酒井氏は、銀行業の常識を覆す同社の組織文化に触れ、「役員のほとんどが40代、最年少課長は入社4年目。支店を持たないデジタルバンクとして、あたらしい金融の形をつくりたい」と語りかけた。
「銀行=硬い」という固定観念を超え、金融を“再発明”していく仲間を求めていると呼びかけた姿が印象的であった。
その後、主催であるWeCreate3と千葉工業大学Web3研究会から、イベント趣旨と参画コミュニティの紹介が行われた。受付前列に座る学生パートナーたちの姿は、本イベントが“若い世代によって駆動されている”こと、そして学生たちが発展するテクノロジーに対して熱心に情報収集する姿が強く示していた。

Web3.0学生コミュニティ最大規模であるWeCreate3代表の矢野大雅氏は、「今日を行動する日にしてほしい。登壇者に声をかければ、キャリアの突破口が生まれる」と力を込めた。
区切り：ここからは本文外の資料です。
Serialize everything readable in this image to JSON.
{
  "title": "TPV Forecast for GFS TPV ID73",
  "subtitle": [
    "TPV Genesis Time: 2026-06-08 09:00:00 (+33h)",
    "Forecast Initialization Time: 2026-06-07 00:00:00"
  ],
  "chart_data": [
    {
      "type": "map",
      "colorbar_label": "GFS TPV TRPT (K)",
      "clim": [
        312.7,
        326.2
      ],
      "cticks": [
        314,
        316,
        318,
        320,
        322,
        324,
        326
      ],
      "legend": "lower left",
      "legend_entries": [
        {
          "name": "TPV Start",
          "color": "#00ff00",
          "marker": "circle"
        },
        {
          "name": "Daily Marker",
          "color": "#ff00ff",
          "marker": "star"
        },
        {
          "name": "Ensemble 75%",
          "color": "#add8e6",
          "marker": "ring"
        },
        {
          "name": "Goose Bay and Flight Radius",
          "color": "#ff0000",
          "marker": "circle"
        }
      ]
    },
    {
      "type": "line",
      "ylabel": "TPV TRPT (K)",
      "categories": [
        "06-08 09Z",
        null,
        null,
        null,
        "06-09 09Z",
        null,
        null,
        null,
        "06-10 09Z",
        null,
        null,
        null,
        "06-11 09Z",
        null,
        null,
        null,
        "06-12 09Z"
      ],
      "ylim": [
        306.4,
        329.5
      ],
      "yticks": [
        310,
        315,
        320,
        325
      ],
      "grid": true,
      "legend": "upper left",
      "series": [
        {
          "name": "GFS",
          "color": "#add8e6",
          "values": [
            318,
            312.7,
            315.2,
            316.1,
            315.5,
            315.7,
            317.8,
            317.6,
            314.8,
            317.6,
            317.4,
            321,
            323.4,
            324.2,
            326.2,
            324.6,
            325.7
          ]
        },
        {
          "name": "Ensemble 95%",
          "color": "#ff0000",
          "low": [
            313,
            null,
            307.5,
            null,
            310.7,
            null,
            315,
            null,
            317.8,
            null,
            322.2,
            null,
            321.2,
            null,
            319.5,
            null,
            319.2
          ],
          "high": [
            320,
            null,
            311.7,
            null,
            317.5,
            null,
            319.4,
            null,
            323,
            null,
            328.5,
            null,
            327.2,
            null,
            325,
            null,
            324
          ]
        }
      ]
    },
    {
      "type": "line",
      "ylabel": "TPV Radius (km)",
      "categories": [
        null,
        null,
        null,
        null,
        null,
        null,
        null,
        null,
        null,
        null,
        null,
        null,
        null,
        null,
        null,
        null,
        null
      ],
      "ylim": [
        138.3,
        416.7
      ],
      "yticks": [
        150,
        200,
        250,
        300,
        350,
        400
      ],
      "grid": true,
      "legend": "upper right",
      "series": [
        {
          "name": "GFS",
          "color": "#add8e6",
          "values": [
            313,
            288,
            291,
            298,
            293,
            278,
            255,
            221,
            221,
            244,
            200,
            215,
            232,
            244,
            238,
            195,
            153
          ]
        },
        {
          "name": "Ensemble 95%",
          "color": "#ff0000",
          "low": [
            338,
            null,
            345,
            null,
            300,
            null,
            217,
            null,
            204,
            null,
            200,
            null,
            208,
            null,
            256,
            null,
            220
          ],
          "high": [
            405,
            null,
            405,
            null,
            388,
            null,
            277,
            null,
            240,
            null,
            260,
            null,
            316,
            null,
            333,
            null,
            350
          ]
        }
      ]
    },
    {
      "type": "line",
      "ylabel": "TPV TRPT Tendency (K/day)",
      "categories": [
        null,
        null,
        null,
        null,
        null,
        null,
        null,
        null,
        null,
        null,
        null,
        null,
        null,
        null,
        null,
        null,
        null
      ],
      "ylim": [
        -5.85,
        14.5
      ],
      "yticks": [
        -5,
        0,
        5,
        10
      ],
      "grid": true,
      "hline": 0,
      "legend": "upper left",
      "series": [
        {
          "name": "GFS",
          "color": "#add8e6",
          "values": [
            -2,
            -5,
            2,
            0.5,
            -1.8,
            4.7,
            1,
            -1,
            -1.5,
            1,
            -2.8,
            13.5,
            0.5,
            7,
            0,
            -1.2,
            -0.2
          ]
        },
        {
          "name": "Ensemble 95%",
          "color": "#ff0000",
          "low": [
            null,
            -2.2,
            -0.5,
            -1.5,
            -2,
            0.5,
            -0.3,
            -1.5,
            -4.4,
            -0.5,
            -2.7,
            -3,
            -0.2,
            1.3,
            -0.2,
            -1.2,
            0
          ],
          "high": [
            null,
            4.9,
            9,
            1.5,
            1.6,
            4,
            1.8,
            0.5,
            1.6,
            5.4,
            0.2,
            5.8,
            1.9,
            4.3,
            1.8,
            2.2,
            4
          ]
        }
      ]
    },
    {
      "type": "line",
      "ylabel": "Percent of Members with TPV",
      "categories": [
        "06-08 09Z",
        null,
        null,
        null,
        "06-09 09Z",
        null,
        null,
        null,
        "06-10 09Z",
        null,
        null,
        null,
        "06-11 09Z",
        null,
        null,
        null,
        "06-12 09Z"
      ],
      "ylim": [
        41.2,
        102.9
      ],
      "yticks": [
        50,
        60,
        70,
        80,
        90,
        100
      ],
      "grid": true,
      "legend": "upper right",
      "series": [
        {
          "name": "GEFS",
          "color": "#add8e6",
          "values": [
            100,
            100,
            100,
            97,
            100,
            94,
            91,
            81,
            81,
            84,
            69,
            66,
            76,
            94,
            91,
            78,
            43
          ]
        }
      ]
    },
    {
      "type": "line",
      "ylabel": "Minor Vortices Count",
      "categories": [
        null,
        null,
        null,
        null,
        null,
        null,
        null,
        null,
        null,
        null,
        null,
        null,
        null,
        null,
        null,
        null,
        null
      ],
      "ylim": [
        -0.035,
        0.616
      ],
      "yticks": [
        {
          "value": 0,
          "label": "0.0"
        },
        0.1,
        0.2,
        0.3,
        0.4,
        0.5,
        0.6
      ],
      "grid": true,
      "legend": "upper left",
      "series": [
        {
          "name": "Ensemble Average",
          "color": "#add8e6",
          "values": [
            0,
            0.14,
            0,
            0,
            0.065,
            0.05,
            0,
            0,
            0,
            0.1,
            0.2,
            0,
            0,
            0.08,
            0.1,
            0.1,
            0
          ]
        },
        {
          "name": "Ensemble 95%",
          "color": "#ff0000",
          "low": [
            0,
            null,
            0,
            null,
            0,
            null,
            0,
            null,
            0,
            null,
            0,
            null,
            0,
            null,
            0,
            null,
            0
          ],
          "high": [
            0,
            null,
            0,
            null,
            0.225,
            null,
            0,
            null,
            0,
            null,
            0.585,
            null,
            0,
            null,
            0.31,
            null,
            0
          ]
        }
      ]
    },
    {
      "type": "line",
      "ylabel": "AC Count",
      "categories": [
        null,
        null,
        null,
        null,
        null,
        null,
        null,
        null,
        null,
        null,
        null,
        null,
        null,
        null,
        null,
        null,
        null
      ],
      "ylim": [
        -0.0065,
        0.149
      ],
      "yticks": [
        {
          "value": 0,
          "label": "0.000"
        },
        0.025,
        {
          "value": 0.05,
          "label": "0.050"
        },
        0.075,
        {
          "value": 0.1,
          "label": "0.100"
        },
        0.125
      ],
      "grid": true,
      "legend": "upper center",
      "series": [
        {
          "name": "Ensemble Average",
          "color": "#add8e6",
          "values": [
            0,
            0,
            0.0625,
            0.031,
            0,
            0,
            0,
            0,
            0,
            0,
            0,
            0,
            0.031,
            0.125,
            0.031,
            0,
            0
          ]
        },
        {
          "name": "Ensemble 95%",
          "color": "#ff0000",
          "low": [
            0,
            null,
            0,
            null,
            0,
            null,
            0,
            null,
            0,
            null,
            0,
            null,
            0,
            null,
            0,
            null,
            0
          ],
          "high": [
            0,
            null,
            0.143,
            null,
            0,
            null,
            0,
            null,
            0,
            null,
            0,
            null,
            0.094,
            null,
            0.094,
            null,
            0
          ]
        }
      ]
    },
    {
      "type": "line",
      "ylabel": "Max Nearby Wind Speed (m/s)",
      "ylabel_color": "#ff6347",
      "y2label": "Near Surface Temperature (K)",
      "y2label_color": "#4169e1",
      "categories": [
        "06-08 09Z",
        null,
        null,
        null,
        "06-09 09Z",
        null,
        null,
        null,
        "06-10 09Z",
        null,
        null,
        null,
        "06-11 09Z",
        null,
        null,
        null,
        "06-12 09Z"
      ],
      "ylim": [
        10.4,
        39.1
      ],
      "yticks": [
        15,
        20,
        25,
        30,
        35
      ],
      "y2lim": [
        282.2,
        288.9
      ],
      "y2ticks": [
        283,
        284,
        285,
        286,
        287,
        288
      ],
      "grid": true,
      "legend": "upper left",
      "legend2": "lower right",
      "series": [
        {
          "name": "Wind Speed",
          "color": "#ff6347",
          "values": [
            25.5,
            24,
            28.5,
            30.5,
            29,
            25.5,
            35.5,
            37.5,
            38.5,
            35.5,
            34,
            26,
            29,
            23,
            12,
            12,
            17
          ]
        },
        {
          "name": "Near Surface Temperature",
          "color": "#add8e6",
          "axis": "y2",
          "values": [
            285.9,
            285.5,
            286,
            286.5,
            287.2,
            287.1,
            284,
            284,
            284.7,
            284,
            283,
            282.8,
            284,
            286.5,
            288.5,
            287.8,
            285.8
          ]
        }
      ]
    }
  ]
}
続けて、早稲田大学の朝日透教授が協賛団体として登壇した。AI・Web3.0を“ツールとして扱える人材”の重要性を説き、「専門×技術」があらたな価値を生むと強調した。

自身が研究所を立ち上げたブロックチェーン講座を7年前から継続してきた経験に触れ、「今はAIとWeb3.0が誰にとっても身近な技術になりつつある。専門が何であれ、技術を理解し、組み合わせる力が重要だ」と語り、学生時代に築いたネットワークが研究・キャリアの礎になっていると振り返り、「今日ここで出会った人とのつながりが、必ず未来に活きる」と参加者を鼓舞した。
Keynote & Pitch|スポンサー企業が語る“次の金融とキャリア”
続くキーノートパートでは、学生に人気の高いインフルエンサーでもあるMichikusa代表 臼井拓水(usutaku)氏がビデオメッセージで登場した。就活の不安やAIに代替される職業への恐怖など、若い世代が抱えるリアルな悩みに寄り添いながら、「AI時代に残る価値は“好きなことをやり続ける力”である」と強調した。
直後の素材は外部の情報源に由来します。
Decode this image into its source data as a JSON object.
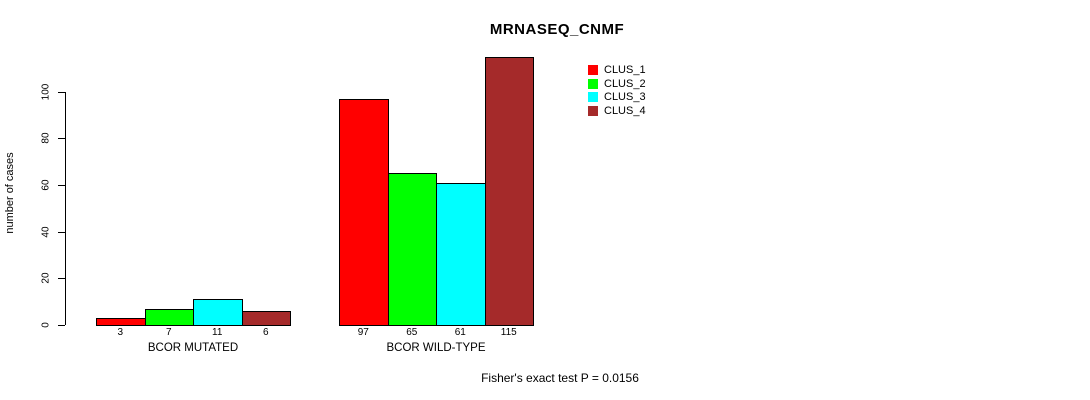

臼井氏は、自身のキャリア形成が偶然の積み重ねでつながっていった経験を語り、「行動し続ければ、点と点は必ずつながる」と学生にエールを送った。SNS発信、動画編集、渡航経験、インターン——すべての“行動の蓄積”がキャリアを形づくるというメッセージは、会場の若者の心を強く揺さぶったことだろう。
Main Sponsor|Slash Vision Labsが描く“お金のインターネット”
メインスポンサーであるSlash Vision LabsのCEO 佐藤伸介氏は、日本の金融システムを革新する明確なビジョンを提示した。同社は「伝統金融と暗号資産をつなぐお金のハブ」を掲げ、ステーブルコインを軸とした次世代金融アプリを開発している。
佐藤氏は、ステーブルコインを「お金のインターネット」と定義し、情報のデジタル化と同じように、資金移動・運用・決済を一体化した未来像を描く。日本の法律に準拠したセルフカストディ型ウォレットとVisa対応の暗号資産カードを組み合わせることで、“ドルを扱うように円を、円を扱うようにドルを”使える世界をつくろうとしている。
特に印象的だったのは、ステーブルコイン運用による4〜8%の利回りへのアクセスを「一般ユーザー向けに解放」するという構想。そして、円安が進む日本で、若い世代が“自分の未来を守る”ための金融手段を提供するという社会的使命の2点。
「AIは既存の世界を進化させる技術だが、Web3.0は仕組みそのものを変える技術である」と語り、AI×Web3.0の掛け合わせが未来をつくると強調した。

Sponsor Session|若手主体のテック企業・Virの挑戦
続いて登壇したのは、スポンサー企業であるVirの専務取締役・安藤天晟氏。同社は社長以外のメンバーが全員20代前半という極めて若い組織で、ゴルフウェアブランドから出発し、AIリスキリング、受託開発、イベント協賛など多角展開を進める異色のスタートアップである。
安藤氏は、自身が大学4年生でありながら複数企業の役職を兼務していることを紹介し、若手が主導するあたらしい事業づくりの可能性を示した。補助金依存ではない“本質的なAI教育”を提供する姿勢や、学生イベントへの積極的支援は、まさに今回のイベントのテーマと共鳴するものである。
Virは今後、アパレル事業の全国展開や学生主導のAIイベントとの共同開催も予定しており、若い技術者・クリエイターの接点を広げる役割を担っていくと語った。